I feel poly people are enlightened lovers and with all seriousness I believe that they're operating in good faith when they're overtly concerned with how a new addition could impact their schedule with primary and secondary relationships. Instead of thinking, "What light through yonder window breaks? It is the east and Juliet is the sun...", we're thinking, "Gads, is two hours on Wednesdays really enough to meet my sexual/emotional needs?" Eh, kind of takes the fun out of it.

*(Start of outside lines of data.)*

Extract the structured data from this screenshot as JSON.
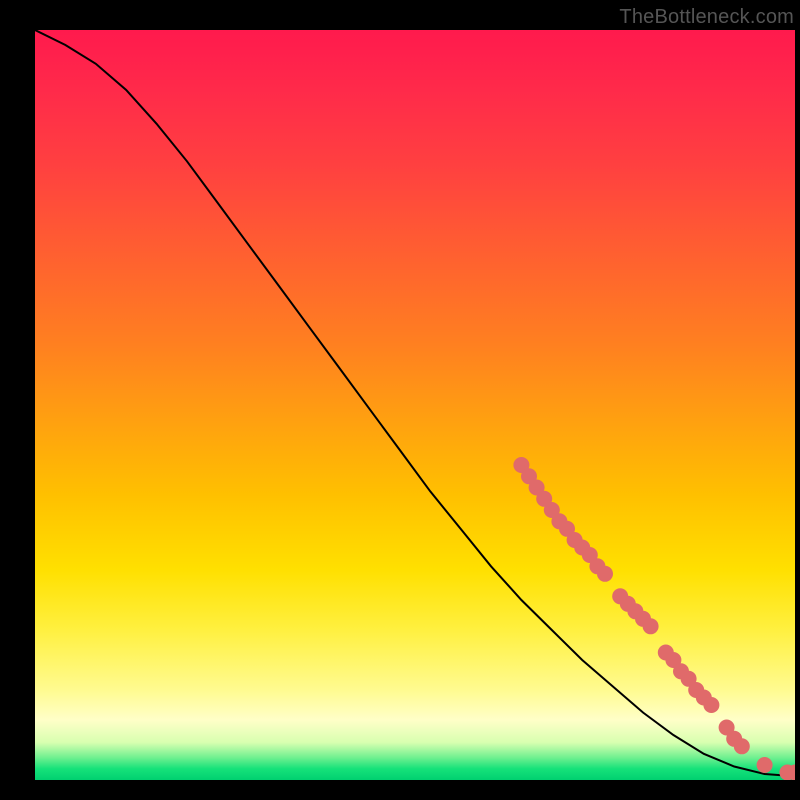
{
  "attribution": "TheBottleneck.com",
  "colors": {
    "marker_fill": "#e06a6a",
    "marker_stroke": "#c85050",
    "curve_stroke": "#000000"
  },
  "chart_data": {
    "type": "line",
    "title": "",
    "xlabel": "",
    "ylabel": "",
    "xlim": [
      0,
      100
    ],
    "ylim": [
      0,
      100
    ],
    "grid": false,
    "legend": false,
    "series": [
      {
        "name": "curve",
        "x": [
          0,
          4,
          8,
          12,
          16,
          20,
          24,
          28,
          32,
          36,
          40,
          44,
          48,
          52,
          56,
          60,
          64,
          68,
          72,
          76,
          80,
          84,
          88,
          92,
          96,
          100
        ],
        "y": [
          100,
          98,
          95.5,
          92,
          87.5,
          82.5,
          77,
          71.5,
          66,
          60.5,
          55,
          49.5,
          44,
          38.5,
          33.5,
          28.5,
          24,
          20,
          16,
          12.5,
          9,
          6,
          3.5,
          1.8,
          0.8,
          0.5
        ]
      }
    ],
    "markers": [
      {
        "cluster": "upper-diagonal",
        "points_xy": [
          [
            64,
            42
          ],
          [
            65,
            40.5
          ],
          [
            66,
            39
          ],
          [
            67,
            37.5
          ],
          [
            68,
            36
          ],
          [
            69,
            34.5
          ],
          [
            70,
            33.5
          ],
          [
            71,
            32
          ],
          [
            72,
            31
          ],
          [
            73,
            30
          ],
          [
            74,
            28.5
          ],
          [
            75,
            27.5
          ]
        ]
      },
      {
        "cluster": "mid-diagonal-gap-then",
        "points_xy": [
          [
            77,
            24.5
          ],
          [
            78,
            23.5
          ],
          [
            79,
            22.5
          ],
          [
            80,
            21.5
          ],
          [
            81,
            20.5
          ]
        ]
      },
      {
        "cluster": "lower-diagonal",
        "points_xy": [
          [
            83,
            17
          ],
          [
            84,
            16
          ],
          [
            85,
            14.5
          ],
          [
            86,
            13.5
          ],
          [
            87,
            12
          ],
          [
            88,
            11
          ],
          [
            89,
            10
          ]
        ]
      },
      {
        "cluster": "near-bottom",
        "points_xy": [
          [
            91,
            7
          ],
          [
            92,
            5.5
          ],
          [
            93,
            4.5
          ]
        ]
      },
      {
        "cluster": "bottom-isolated",
        "points_xy": [
          [
            96,
            2
          ],
          [
            99,
            1
          ],
          [
            100,
            1
          ]
        ]
      }
    ]
  }
}
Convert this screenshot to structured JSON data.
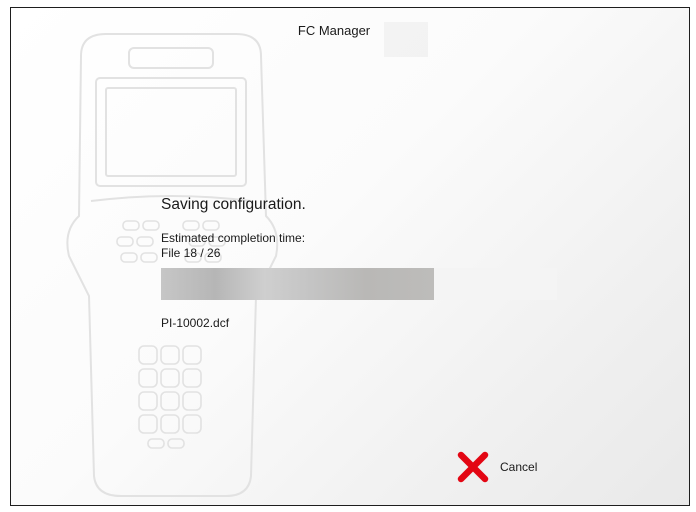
{
  "window": {
    "title": "FC Manager"
  },
  "status": {
    "heading": "Saving configuration.",
    "estimate_label": "Estimated completion time:",
    "file_progress": "File 18 / 26",
    "current_file": "PI-10002.dcf"
  },
  "progress": {
    "value_fraction": 0.69
  },
  "actions": {
    "cancel_label": "Cancel",
    "cancel_icon": "close-x-icon"
  },
  "colors": {
    "cancel_icon": "#e30613",
    "progress_fill": "#bdbdbd",
    "progress_track": "#f4f4f4"
  }
}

Also true that poly people don't have a model for an ultimate end-game that we'd see in traditional monogamous pairings; maybe, idealistically, we believe we can balance all of the complexity of our lives and this person will merrily fit in as if she had always been there - that's likely the most perfect of outcomes. We don't have the euphoria, the ring exchange, the announcements, or a bounty of toasters waiting for us on the other side of an exchange of vows. We don't have the romantic idealism to push us along as we might find in monogamous relationships. We are simply "here", in the moment, perhaps with no other future commitment, experiencing life as raw as it is without the sugar or promise for something greater, brighter, whole. There is, well, just _now_, and what can be given now. Where that is a conversation, a passionate kiss, a massage, a hug, a spanking, a lustful and explosive romp, or just a minute to talk about the weather. I wonder if the notion of romantic love is lost on the polyamorous... one, because our love model isn't predefined, and two, because now is all we have to give?